We Could Plant A House, We Could Build A Tree – Cubs Offseason Wishlist: Hyun-Jin Ryu

We know that the Cubs need an upgrade in the rotation. We know that they know this. We also know that they’re probably just going to fill it by promoting Tyler Chatwood to it while claiming poor as Tom Ricketts lights another cigar with a $100 before having a money fight with his brother. Or they’ll dive around a money tank like Scrooge McDuck. Whatever. That doesn’t mean we can’t hope or that it’s all a slow-play. Which I thought last winter and all I got was this stupid rock. Anyway, if you’re going to upgrade the rotation, a Cy finalist seems like a pretty good idea, no?

Why A Spoon, Sire?: Well this one’s as obvious as Thor was yesterday, and that’s because Ryu is really good. Unless a 2.32 ERA and 3.08 FIP aren’t your thing, in which case you’re just baseball stupid. It’s ok, a lot of people in this town are! Including some who run both baseball teams! Being stupid doesn’t preclude you from your dreams, this is America after all!

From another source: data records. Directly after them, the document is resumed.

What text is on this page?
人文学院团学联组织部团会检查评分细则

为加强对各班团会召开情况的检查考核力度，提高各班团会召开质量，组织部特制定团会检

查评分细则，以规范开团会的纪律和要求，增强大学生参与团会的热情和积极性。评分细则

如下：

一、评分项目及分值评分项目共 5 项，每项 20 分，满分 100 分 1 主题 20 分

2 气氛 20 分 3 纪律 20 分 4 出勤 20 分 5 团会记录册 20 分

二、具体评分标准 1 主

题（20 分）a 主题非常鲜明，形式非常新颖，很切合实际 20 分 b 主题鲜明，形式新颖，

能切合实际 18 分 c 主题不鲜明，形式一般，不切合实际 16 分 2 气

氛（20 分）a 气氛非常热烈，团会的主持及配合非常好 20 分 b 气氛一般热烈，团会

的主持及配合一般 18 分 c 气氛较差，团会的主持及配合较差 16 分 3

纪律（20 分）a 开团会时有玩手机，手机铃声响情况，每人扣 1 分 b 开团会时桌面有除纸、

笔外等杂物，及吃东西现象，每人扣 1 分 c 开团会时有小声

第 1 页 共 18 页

Anyway, Ryu actually saw a drop in his strikeouts this year, but also cut his walks to almost nothing, which meant he was still carrying damn near a 7-to-1 K/BB ratio, which plays just about anywhere. Ryu was also able to up his grounders to a rate not seen since his rookie year, which he did by upping the use of his change-up at the expense of a cutter. That change produced a 53% ground-ball rate. Ryu found a way to get more downward tilt on that change, which made it a real weapon. And change-ups are something you can keep going for a while.

Ryu’s sinker also produced an obscene amount of gopher-killers, but isn’t something he goes to as much. Still, it might be something he uses more of as he gets more into his 30s. Ryu never threw all that hard, but his four-seamer is barely above 90 now so he’s had to get a little more creative.

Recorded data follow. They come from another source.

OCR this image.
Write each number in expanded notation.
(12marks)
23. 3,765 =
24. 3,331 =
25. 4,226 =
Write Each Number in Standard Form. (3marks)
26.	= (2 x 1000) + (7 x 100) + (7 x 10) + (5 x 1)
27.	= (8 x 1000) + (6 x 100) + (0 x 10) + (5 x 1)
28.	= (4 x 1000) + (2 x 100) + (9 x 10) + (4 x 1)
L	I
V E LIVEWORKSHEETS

Ryu had a bit of luck last year, with only a .278 BABIP. But the Dodgers had an excellent defense simply everywhere, and he would enjoy at least the same level of infield play in Chicago. If he keeps his grounder-heavy ways, that should play out just about the same here.

Ein minuten bitte, vous einen kleinen problemo avec de religione (he was from everywhere): The first problem with committing to Ryu is health. He missed all of 2015 and 2016 aside from one start, and only made 15 starts last year. Even this year he only made the post 29 times, and he’s only cracked 30 starts once, which was his rookie year and now six seasons ago. If you have him in your rotation, you have to have backup plans. Which was fine for the Dodgers who had about eight or nine starters either on their roster or in the holster at AAA. The Cubs really only have Chatwood right now and maybe Alec Mills, and I would need a fair amount of Pepto if they had to rely on Mills for more than a spot start or two.

Second, Ryu is 32, so you’d have to conclude he’s probably been as good as he’s ever going to be and you’d be paying for the downside of his career. As a pitcher who doesn’t rely on strikeouts, you’d be a little more comfortable with him as he ages, but the margin for error with him is also that much smaller.

Third, coming off that season might delude a couple teams into paying more than they should, which we will get to directly…

Some Silver? Little Gold?: The other way this might break is that because of his injury history and his age, combined with the frugalness/analysis/collusion of teams in the free agent market these days, Ryu’s price-tag and years he gets might not be all that high. Remember, Dallas Keuchel had a Cy Young in his closet, some of the same profile as Ryu, and was younger and he waited until June to sign. The idea that any team is going to give Ryu much more than three years is probably a little far-fetched.

MLBTR has Ryu getting three years and $54M, and $17M-$18M for a #2 or maybe #3 starter is hardly the worst idea in the world (the Cubs will be paying a combined $30M for their #4 and #5 mind). If the Cubs would still be interested in Cole Hamels for one year at $12M give or take, would taking on the better, younger pitcher for an extra two years for another $5M or $6M really be so outlandish?

Could It Happen?: Unlikely. Ryu is probably going to have a lot of suitors that will drive the price and years north of where you’d want to go. But if the market slow-plays again, or outright just ignores pitchers over 30, then the Cubs could lurk here and get a pretty nice deal. Again, you wouldn’t want to go more than three years, but that is basically where the Cubs have the clock set anyway. With Lester and Q almost certainly phasing out after this year, you could slide Ryu down the rotation if you felt like you needed to and with only a two-year commitment left you’d have space for more. Especially if Alzolay by some miracle proves ready for the rotation in 2021.

Probably another dream, but not total fantasy.